Gilles de Rais a donné naissance au mythe de Barbe Bleue. Qui était-il, cet homme assoiffé du sang et des souffrances de très jeunes garçons ? « Ce fut un tueur d’enfants, un pédéraste, un sodomite, une bête enragée ; il eut de grands vices, mais n’en appartient que davantage à notre pauvre humanité. » (p. 13) Fidèle compagnon de Jeanne d’Arc, richissime et dispendieux marquis aux innombrables châteaux, le seigneur de Rais reste un mystère sur lequel plane un parfum de souffre. « Il se penche sur les cadavres. La mort devient sa compagne. Il veut la démasquer. Il y a de l’obstination dans cette quête. Il poursuit un but caché. Le connaît-il lui-même ? Il entre chaque jour un peu plus dans l’ombre du crime. Il est un assassin, il le reconnaît au plaisir qu’il a de tuer. » (p. 50) Ses meurtres et ses vices, il les accomplit alors que la France se cherche un roi, luttant contre l’ennemi anglais au cours de l’interminable Guerre de Cent Ans. Tandis que les manigances et les complots secouent la Cour, Gilles de Rais, dans ses terres, poursuit des jouissances de plus en plus sinistres. Cependant, au cours de son procès, c’est un repentir sincère qu’il exprimera, touché par la grâce qu’il a tant souillée.

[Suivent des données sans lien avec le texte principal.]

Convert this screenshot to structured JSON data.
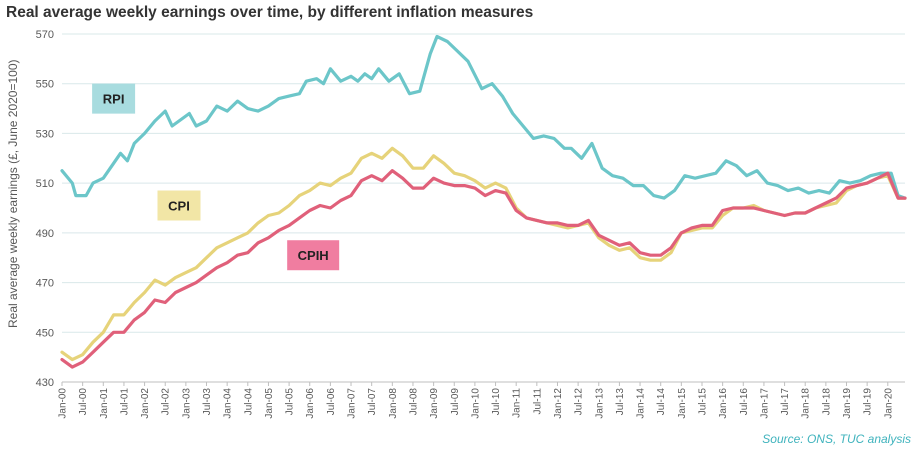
{
  "chart_data": {
    "type": "line",
    "title": "Real average weekly earnings over time, by different inflation measures",
    "ylabel": "Real average weekly earnings (£, June 2020=100)",
    "xlabel": "",
    "source": "Source: ONS, TUC analysis",
    "ylim": [
      430,
      570
    ],
    "yticks": [
      430,
      450,
      470,
      490,
      510,
      530,
      550,
      570
    ],
    "xlim": [
      "2000-01",
      "2020-06"
    ],
    "xtick_labels": [
      "Jan-00",
      "Jul-00",
      "Jan-01",
      "Jul-01",
      "Jan-02",
      "Jul-02",
      "Jan-03",
      "Jul-03",
      "Jan-04",
      "Jul-04",
      "Jan-05",
      "Jul-05",
      "Jan-06",
      "Jul-06",
      "Jan-07",
      "Jul-07",
      "Jan-08",
      "Jul-08",
      "Jan-09",
      "Jul-09",
      "Jan-10",
      "Jul-10",
      "Jan-11",
      "Jul-11",
      "Jan-12",
      "Jul-12",
      "Jan-13",
      "Jul-13",
      "Jan-14",
      "Jul-14",
      "Jan-15",
      "Jul-15",
      "Jan-16",
      "Jul-16",
      "Jan-17",
      "Jul-17",
      "Jan-18",
      "Jul-18",
      "Jan-19",
      "Jul-19",
      "Jan-20"
    ],
    "grid": "horizontal",
    "series": [
      {
        "name": "RPI",
        "color": "#6cc6c9",
        "label_color": "#a8dcdf",
        "points": [
          [
            "2000-01",
            515
          ],
          [
            "2000-04",
            510
          ],
          [
            "2000-05",
            505
          ],
          [
            "2000-08",
            505
          ],
          [
            "2000-10",
            510
          ],
          [
            "2001-01",
            512
          ],
          [
            "2001-04",
            518
          ],
          [
            "2001-06",
            522
          ],
          [
            "2001-08",
            519
          ],
          [
            "2001-10",
            526
          ],
          [
            "2002-01",
            530
          ],
          [
            "2002-04",
            535
          ],
          [
            "2002-07",
            539
          ],
          [
            "2002-09",
            533
          ],
          [
            "2002-11",
            535
          ],
          [
            "2003-02",
            538
          ],
          [
            "2003-04",
            533
          ],
          [
            "2003-07",
            535
          ],
          [
            "2003-10",
            541
          ],
          [
            "2004-01",
            539
          ],
          [
            "2004-04",
            543
          ],
          [
            "2004-07",
            540
          ],
          [
            "2004-10",
            539
          ],
          [
            "2005-01",
            541
          ],
          [
            "2005-04",
            544
          ],
          [
            "2005-07",
            545
          ],
          [
            "2005-10",
            546
          ],
          [
            "2005-12",
            551
          ],
          [
            "2006-03",
            552
          ],
          [
            "2006-05",
            550
          ],
          [
            "2006-07",
            556
          ],
          [
            "2006-10",
            551
          ],
          [
            "2007-01",
            553
          ],
          [
            "2007-03",
            551
          ],
          [
            "2007-05",
            554
          ],
          [
            "2007-07",
            552
          ],
          [
            "2007-09",
            556
          ],
          [
            "2007-12",
            551
          ],
          [
            "2008-03",
            554
          ],
          [
            "2008-06",
            546
          ],
          [
            "2008-09",
            547
          ],
          [
            "2008-12",
            562
          ],
          [
            "2009-02",
            569
          ],
          [
            "2009-05",
            567
          ],
          [
            "2009-08",
            563
          ],
          [
            "2009-11",
            559
          ],
          [
            "2010-03",
            548
          ],
          [
            "2010-06",
            550
          ],
          [
            "2010-09",
            545
          ],
          [
            "2010-12",
            538
          ],
          [
            "2011-03",
            533
          ],
          [
            "2011-06",
            528
          ],
          [
            "2011-09",
            529
          ],
          [
            "2011-12",
            528
          ],
          [
            "2012-03",
            524
          ],
          [
            "2012-05",
            524
          ],
          [
            "2012-08",
            520
          ],
          [
            "2012-11",
            526
          ],
          [
            "2013-02",
            516
          ],
          [
            "2013-05",
            513
          ],
          [
            "2013-08",
            512
          ],
          [
            "2013-11",
            509
          ],
          [
            "2014-02",
            509
          ],
          [
            "2014-05",
            505
          ],
          [
            "2014-08",
            504
          ],
          [
            "2014-11",
            507
          ],
          [
            "2015-02",
            513
          ],
          [
            "2015-05",
            512
          ],
          [
            "2015-08",
            513
          ],
          [
            "2015-11",
            514
          ],
          [
            "2016-02",
            519
          ],
          [
            "2016-05",
            517
          ],
          [
            "2016-08",
            513
          ],
          [
            "2016-11",
            515
          ],
          [
            "2017-02",
            510
          ],
          [
            "2017-05",
            509
          ],
          [
            "2017-08",
            507
          ],
          [
            "2017-11",
            508
          ],
          [
            "2018-02",
            506
          ],
          [
            "2018-05",
            507
          ],
          [
            "2018-08",
            506
          ],
          [
            "2018-11",
            511
          ],
          [
            "2019-02",
            510
          ],
          [
            "2019-05",
            511
          ],
          [
            "2019-08",
            513
          ],
          [
            "2019-11",
            514
          ],
          [
            "2020-02",
            514
          ],
          [
            "2020-04",
            505
          ],
          [
            "2020-06",
            504
          ]
        ]
      },
      {
        "name": "CPI",
        "color": "#e6d37a",
        "label_color": "#f2e6a6",
        "points": [
          [
            "2000-01",
            442
          ],
          [
            "2000-04",
            439
          ],
          [
            "2000-07",
            441
          ],
          [
            "2000-10",
            446
          ],
          [
            "2001-01",
            450
          ],
          [
            "2001-04",
            457
          ],
          [
            "2001-07",
            457
          ],
          [
            "2001-10",
            462
          ],
          [
            "2002-01",
            466
          ],
          [
            "2002-04",
            471
          ],
          [
            "2002-07",
            469
          ],
          [
            "2002-10",
            472
          ],
          [
            "2003-01",
            474
          ],
          [
            "2003-04",
            476
          ],
          [
            "2003-07",
            480
          ],
          [
            "2003-10",
            484
          ],
          [
            "2004-01",
            486
          ],
          [
            "2004-04",
            488
          ],
          [
            "2004-07",
            490
          ],
          [
            "2004-10",
            494
          ],
          [
            "2005-01",
            497
          ],
          [
            "2005-04",
            498
          ],
          [
            "2005-07",
            501
          ],
          [
            "2005-10",
            505
          ],
          [
            "2006-01",
            507
          ],
          [
            "2006-04",
            510
          ],
          [
            "2006-07",
            509
          ],
          [
            "2006-10",
            512
          ],
          [
            "2007-01",
            514
          ],
          [
            "2007-04",
            520
          ],
          [
            "2007-07",
            522
          ],
          [
            "2007-10",
            520
          ],
          [
            "2008-01",
            524
          ],
          [
            "2008-04",
            521
          ],
          [
            "2008-07",
            516
          ],
          [
            "2008-10",
            516
          ],
          [
            "2009-01",
            521
          ],
          [
            "2009-04",
            518
          ],
          [
            "2009-07",
            514
          ],
          [
            "2009-10",
            513
          ],
          [
            "2010-01",
            511
          ],
          [
            "2010-04",
            508
          ],
          [
            "2010-07",
            510
          ],
          [
            "2010-10",
            508
          ],
          [
            "2011-01",
            500
          ],
          [
            "2011-04",
            496
          ],
          [
            "2011-07",
            495
          ],
          [
            "2011-10",
            494
          ],
          [
            "2012-01",
            493
          ],
          [
            "2012-04",
            492
          ],
          [
            "2012-07",
            493
          ],
          [
            "2012-10",
            494
          ],
          [
            "2013-01",
            488
          ],
          [
            "2013-04",
            485
          ],
          [
            "2013-07",
            483
          ],
          [
            "2013-10",
            484
          ],
          [
            "2014-01",
            480
          ],
          [
            "2014-04",
            479
          ],
          [
            "2014-07",
            479
          ],
          [
            "2014-10",
            482
          ],
          [
            "2015-01",
            490
          ],
          [
            "2015-04",
            491
          ],
          [
            "2015-07",
            492
          ],
          [
            "2015-10",
            492
          ],
          [
            "2016-01",
            497
          ],
          [
            "2016-04",
            500
          ],
          [
            "2016-07",
            500
          ],
          [
            "2016-10",
            501
          ],
          [
            "2017-01",
            499
          ],
          [
            "2017-04",
            498
          ],
          [
            "2017-07",
            497
          ],
          [
            "2017-10",
            498
          ],
          [
            "2018-01",
            498
          ],
          [
            "2018-04",
            500
          ],
          [
            "2018-07",
            501
          ],
          [
            "2018-10",
            502
          ],
          [
            "2019-01",
            507
          ],
          [
            "2019-04",
            509
          ],
          [
            "2019-07",
            510
          ],
          [
            "2019-10",
            512
          ],
          [
            "2020-01",
            513
          ],
          [
            "2020-04",
            504
          ],
          [
            "2020-06",
            504
          ]
        ]
      },
      {
        "name": "CPIH",
        "color": "#e0607a",
        "label_color": "#f07da0",
        "points": [
          [
            "2000-01",
            439
          ],
          [
            "2000-04",
            436
          ],
          [
            "2000-07",
            438
          ],
          [
            "2000-10",
            442
          ],
          [
            "2001-01",
            446
          ],
          [
            "2001-04",
            450
          ],
          [
            "2001-07",
            450
          ],
          [
            "2001-10",
            455
          ],
          [
            "2002-01",
            458
          ],
          [
            "2002-04",
            463
          ],
          [
            "2002-07",
            462
          ],
          [
            "2002-10",
            466
          ],
          [
            "2003-01",
            468
          ],
          [
            "2003-04",
            470
          ],
          [
            "2003-07",
            473
          ],
          [
            "2003-10",
            476
          ],
          [
            "2004-01",
            478
          ],
          [
            "2004-04",
            481
          ],
          [
            "2004-07",
            482
          ],
          [
            "2004-10",
            486
          ],
          [
            "2005-01",
            488
          ],
          [
            "2005-04",
            491
          ],
          [
            "2005-07",
            493
          ],
          [
            "2005-10",
            496
          ],
          [
            "2006-01",
            499
          ],
          [
            "2006-04",
            501
          ],
          [
            "2006-07",
            500
          ],
          [
            "2006-10",
            503
          ],
          [
            "2007-01",
            505
          ],
          [
            "2007-04",
            511
          ],
          [
            "2007-07",
            513
          ],
          [
            "2007-10",
            511
          ],
          [
            "2008-01",
            515
          ],
          [
            "2008-04",
            512
          ],
          [
            "2008-07",
            508
          ],
          [
            "2008-10",
            508
          ],
          [
            "2009-01",
            512
          ],
          [
            "2009-04",
            510
          ],
          [
            "2009-07",
            509
          ],
          [
            "2009-10",
            509
          ],
          [
            "2010-01",
            508
          ],
          [
            "2010-04",
            505
          ],
          [
            "2010-07",
            507
          ],
          [
            "2010-10",
            506
          ],
          [
            "2011-01",
            499
          ],
          [
            "2011-04",
            496
          ],
          [
            "2011-07",
            495
          ],
          [
            "2011-10",
            494
          ],
          [
            "2012-01",
            494
          ],
          [
            "2012-04",
            493
          ],
          [
            "2012-07",
            493
          ],
          [
            "2012-10",
            495
          ],
          [
            "2013-01",
            489
          ],
          [
            "2013-04",
            487
          ],
          [
            "2013-07",
            485
          ],
          [
            "2013-10",
            486
          ],
          [
            "2014-01",
            482
          ],
          [
            "2014-04",
            481
          ],
          [
            "2014-07",
            481
          ],
          [
            "2014-10",
            484
          ],
          [
            "2015-01",
            490
          ],
          [
            "2015-04",
            492
          ],
          [
            "2015-07",
            493
          ],
          [
            "2015-10",
            493
          ],
          [
            "2016-01",
            499
          ],
          [
            "2016-04",
            500
          ],
          [
            "2016-07",
            500
          ],
          [
            "2016-10",
            500
          ],
          [
            "2017-01",
            499
          ],
          [
            "2017-04",
            498
          ],
          [
            "2017-07",
            497
          ],
          [
            "2017-10",
            498
          ],
          [
            "2018-01",
            498
          ],
          [
            "2018-04",
            500
          ],
          [
            "2018-07",
            502
          ],
          [
            "2018-10",
            504
          ],
          [
            "2019-01",
            508
          ],
          [
            "2019-04",
            509
          ],
          [
            "2019-07",
            510
          ],
          [
            "2019-10",
            512
          ],
          [
            "2020-01",
            514
          ],
          [
            "2020-04",
            504
          ],
          [
            "2020-06",
            504
          ]
        ]
      }
    ]
  }
}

Pierre Combescot aime l’Histoire, il sait la raviver et la mettre en mouvement sous nos yeux. Nous voilà dans les salles basses de Tiffauges, au côté des victimes juvéniles sur le point de périr. On ressent la fureur qui anime le seigneur des lieux et la folie qui ébranle son esprit avide et malade.
Gilles de Rais est une figure historique fascinante que j’ai déjà eu beaucoup de plaisir à croiser sous la plume de Michel Tournier avec Gilles et Jeanne ou Le roi des Aulnes, ou de Joris-Karl Huysmans avec Là-bas.